Ce dernier point confirme bien dès lors que les Limousines immatriculées par T-Lxx-xxx, T-Rxx-xxx, T-Hxx-xxx ou T-Vxx-xxx ne doivent pas être lier à quelconques centraux de taxis régionaux et donc a fortiori aucune accointance avec « Taxis Verts » (qui, je le rappelle, est un central de taxis).

Comment dès lors expliquer qu’un appel fait à « Taxis Verts » afin de prendre en charge un groupe de 35 personnes se traduit par l’envoi de 2 Limousines «  T-L. » parmi les véhicules commandés ? Alors même que le PV de l’huissier stipule bien que le requérant a bien demandé des taxis en principe immatriculés T-Xxx-xxx ?

Par ailleurs, après visite sur le site des “Taxis Verts”, il appert que ce central téléphonique indique clairement qu’il travaille uniquement avec les taxis officiels de Bruxelles-Capitale :

Dès lors, comment expliquer ce distinguo entre le fait d’intégrer clairement que le central téléphonique a son exclusivité uniquement avec des taxis officiels et que dans le même temps, il fait appel à des Limousines T-L quant à certaine commande ?

De plus, la tutelle de contrôle sous l’égide du Service Public Régional officialise textuellement  le fait que les Limousines T-L ne peuvent pas travailler avec les centraux téléphoniques.

A plus forte raison, après investigation auprès de deux élus socialistes (J.Ikazban et R.Chahid), spécialisés notamment dans la mobilité, il n’y a pas de doutes ! Les centraux de taxis ne devraient en principe pas fonctionner avec les centraux qui ne sont accessibles uniquement pourr les taxis régionaux.
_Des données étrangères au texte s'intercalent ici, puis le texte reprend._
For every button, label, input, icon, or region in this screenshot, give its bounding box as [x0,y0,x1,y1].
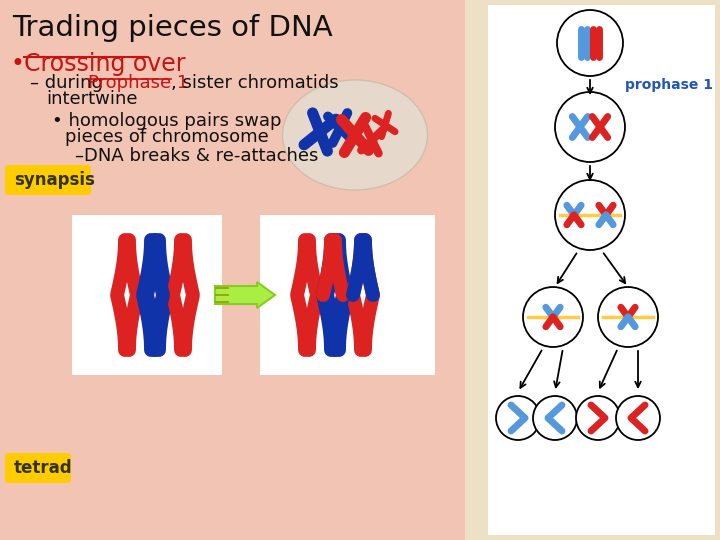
Circle shape [523,287,583,347]
Circle shape [496,396,540,440]
Circle shape [533,396,577,440]
Bar [0,0,465,540]
Circle shape [576,396,620,440]
Bar [465,0,720,540]
Text: , sister chromatids: , sister chromatids [171,74,338,92]
Text: • homologous pairs swap: • homologous pairs swap [52,112,282,130]
Circle shape [598,287,658,347]
Circle shape [555,92,625,162]
FancyBboxPatch shape [5,453,71,483]
FancyArrow shape [215,282,275,308]
Text: Crossing over: Crossing over [24,52,186,76]
Text: synapsis: synapsis [14,171,95,189]
Text: Trading pieces of DNA: Trading pieces of DNA [12,14,333,42]
Text: Prophase 1: Prophase 1 [88,74,188,92]
Text: tetrad: tetrad [14,459,73,477]
Circle shape [616,396,660,440]
Bar [488,5,715,535]
Ellipse shape [282,80,428,190]
Text: pieces of chromosome: pieces of chromosome [65,128,269,146]
Bar [260,215,435,375]
Text: intertwine: intertwine [46,90,138,108]
Circle shape [555,180,625,250]
Text: – during: – during [30,74,109,92]
Bar [72,215,222,375]
Text: •: • [10,52,24,76]
Text: –DNA breaks & re-attaches: –DNA breaks & re-attaches [75,147,318,165]
Text: prophase 1: prophase 1 [625,78,713,92]
Circle shape [557,10,623,76]
FancyBboxPatch shape [5,165,91,195]
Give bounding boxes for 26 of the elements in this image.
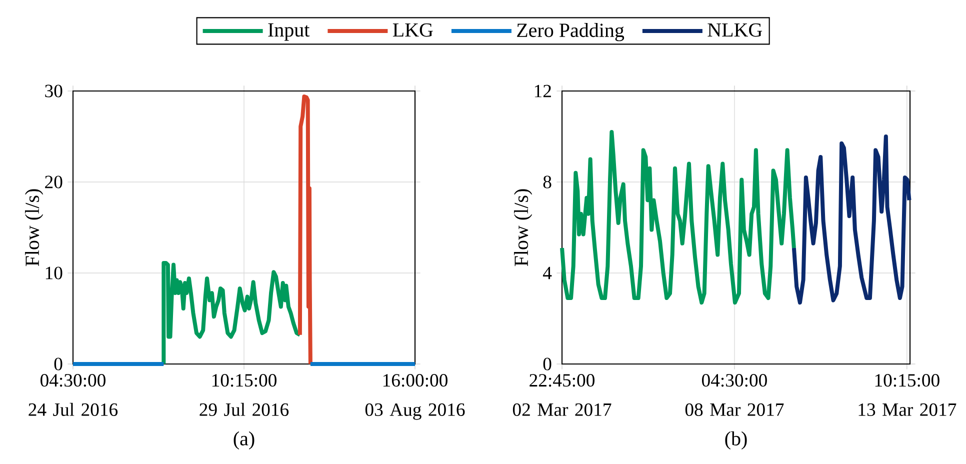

Il s’agit bien d’ailleurs d’un service qui coûte très cher aux taxis (environs 600 euros TTC/mois).

Sam Bouchal, réprésentant de la Febet (Fédération des Taxis), met aussi en évidence le fait que les taxis officiels doivent faire tourner le taximètre dès la prise en charge d’un client. Donc, le fait d’accepter un client sur base d’un forfait défini à l’avance (en l’occurrence 45 euros ici) est une pratique illégale tout en sachant que la course, quant à elle, ne dépasse très certainement pas ce montant.